A conventional loan is a mortgage that is not insured, or guaranteed, by the federal government. They’re popular with borrowers who have a stable job and income, who can afford a down payment, and people who are financially stable overall.
With a conventional loan, PrimeLending sets the terms of the loan and works with the borrower directly. Government-backed loans, on the other hand, have terms set by the federal government.
Is conventional better than FHA?
Conventional loans are a good choice for new home purchases and refinancing. Although, it may be easier for first-time homebuyers to get an FHA loan over a conventional mortgage because conventional loans often have additional credit and financial requirements. However, if you can make at least a 20% down payment, conventional loans can offer more flexible terms and fewer restrictions than an FHA home loan.
Advantages of conventional loans from PrimeLending
- They are simpler to apply and qualify for, with less paperwork, and you’ll have fewer rules and regulations to meet.
- You have more options to choose from, the terms are more flexible and easier to customize and match to your financial situation and goals.
- They can be used for almost all types of properties, from single- and multi-family homes to condominiums and even manufactured homes.
- If you have at least 20% to put down on a purchase, or at least 20% equity when refinancing, you are not required to pay mortgage insurance.
- Conventional loan rates are often lower since we know the borrower is financially stable.
Types of Conventional Loans
There are two types of conventional loans: fixed-rate and adjustable-rate mortgages.

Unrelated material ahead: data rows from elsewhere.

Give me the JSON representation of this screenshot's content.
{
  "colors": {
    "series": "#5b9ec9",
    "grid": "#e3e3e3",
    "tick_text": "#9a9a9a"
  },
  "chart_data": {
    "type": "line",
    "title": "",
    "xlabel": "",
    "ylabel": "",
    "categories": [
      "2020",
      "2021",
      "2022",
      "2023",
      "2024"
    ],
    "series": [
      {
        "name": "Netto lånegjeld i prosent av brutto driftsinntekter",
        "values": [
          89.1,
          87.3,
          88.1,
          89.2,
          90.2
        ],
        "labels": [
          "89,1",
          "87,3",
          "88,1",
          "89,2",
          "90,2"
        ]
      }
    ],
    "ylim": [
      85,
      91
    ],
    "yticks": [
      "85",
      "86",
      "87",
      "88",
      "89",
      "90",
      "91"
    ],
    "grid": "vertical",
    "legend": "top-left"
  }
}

- Fixed-rate mortgages have an interest rate that does not change for the life of loan. 15- and 30-year terms are the most common. They offer stable, predictable payments that also don’t change. Monthly payments are usually very low because they’re spread out over time. They’re great long-term loans if you plan to stay in your house for at least seven or more years.
- Adjustable rate mortgages have an interest rate that does change. There’s an initial up-front period when the rate is fixed. During this time, the interest rate and monthly payments are even lower than a fixed-rate mortgage. However, after the initial period, your rate can change or adjust, usually higher, along with your monthly payments. Adjustable rates are ideal for people who don’t plan on staying in their home past the time when the interest rate will change, usually after 3-, 5-, 7- or 10-year terms.
What is the lowest down payment for a conventional loan?
Depending on the loan you get, some conventional loans minimum down payment is 3% of the loan amount. Keep in mind that if you make a down payment of less than 20% private mortgage insurance (PMI) will be required, however this can be removed once you have built up 20% equity in your home. Pro-tip: The more money you put down, the lower your overall mortgage will cost.
Why would a seller prefer a conventional loan?
Some sellers may take the type of mortgage you may qualify for under consideration when you make your offer. Most conventional loans require a higher credit score and a larger down payment in order to qualify. In the eyes of the seller, you may seem like less of a default risk and may appear to be a more trustworthy buyer.